Jim: You know, there’s aspects of all of it that you could call your favorite. Probably one of the most enjoyable things I did was in the late ‘70s when real estate was booming. We sold for a company called United Farm Agency. That was a lot of fun at that time. We were busy. I started full-time in ’71 and it was fair. ’72 and ’73 it gradually got better. In ’74 there was the gas embargo – and the price of gas went sky high – and that killed the real estate business. We didn’t diversify enough; 85% of everything we sold was recreational property; we didn’t sell much housing at all.

After they got past the oil embargo in ’75, the market started to come up again. ’78 was the best year. I think we sold about $950,000 in real estate. You could go out and buy a 40 [acre parcel] for under $2500 bucks. I sold 40 after 40 for $1200 to $1500. ’76 through ’79 I really enjoyed the real estate business. There were aspects of farming that I really liked; just never seemed to make enough money at it. Hauling freight, I met some really good people. I saw a lot of [country]; I tried to show [Sharon] some of it a few years ago. We went around out west. Went to Zion, Grand Canyon, Yosemite, Sequoia, the giant redwoods; back down and around to Carlsbad Caverns.

MP: You’ve been in the area since the ‘40s. What are some of the biggest changes you’ve seen?
Jim: Back in the ‘50s and ‘60s, we had Riverside Electric down here, and that employed a lot of people. Of course, Michigan Gas Storage employed a lot of people; the school employed a lot of people. We didn’t have much unemployment. [Those businesses] generated a lot of income. The businesses in town were still rural America businesses: the five and dime; the gas stations; we had two grocery stores. Jenkins Oil out there employed a number of people too. It was a booming area.
When Riverside went out, that was the largest employer in the area. Marion lost its nucleus, and struggled for a long time.
When Pollington’s started expanding recently – and I credit Ross [Richards] for a lot of this. I think Ross has really got a good head on his shoulders when it comes to business. They’re obviously doing something right; they’re employing a lot of people again.
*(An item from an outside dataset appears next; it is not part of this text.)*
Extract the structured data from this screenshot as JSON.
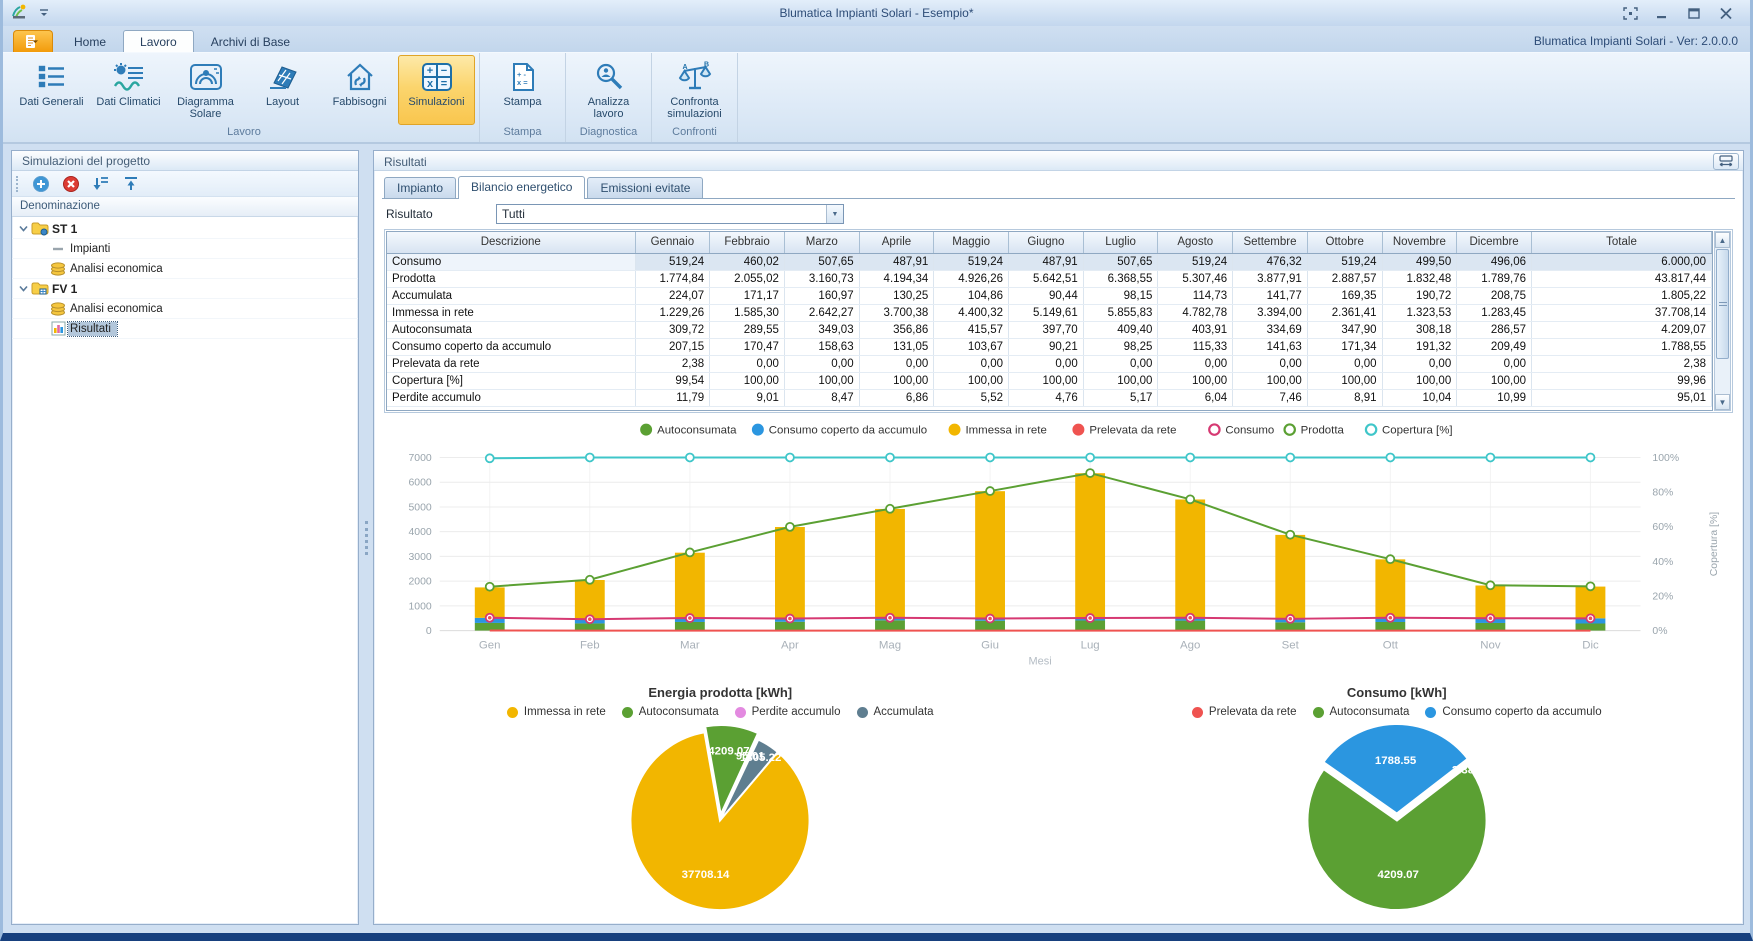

I think the pendulum is starting to swing back up again.

MP: Why did you choose to stay in this area? What’s kept you here?
Jim: I like the people here. My folks and [Sharon’s] folks were here. My dad helped me on the farm for quite a while. Everybody pulls together, and that really is true. Kristy had a bad accident in the ‘90s, and the little girl [Karrie Duddles] that was riding in the car died, and you just wouldn’t believe the outpouring of love that we got from the community. And we aren’t big social butterflies, but it’s nice to just waive at people and have them waive back.

MP: Who have been your role models over the years? What’s the best advice you’ve been given?
Jim: My dad was my role model. Unfortunately, I didn’t always follow his advice! The best advice I learned in elementary school: The Golden Rule. And I believe my dad and my mother, for the most part, tried to follow that without telling me about it. I learned it in elementary school, in a one-room schoolhouse. “Do unto others as you would have them do unto you.” I don’t think you can get along any better than that.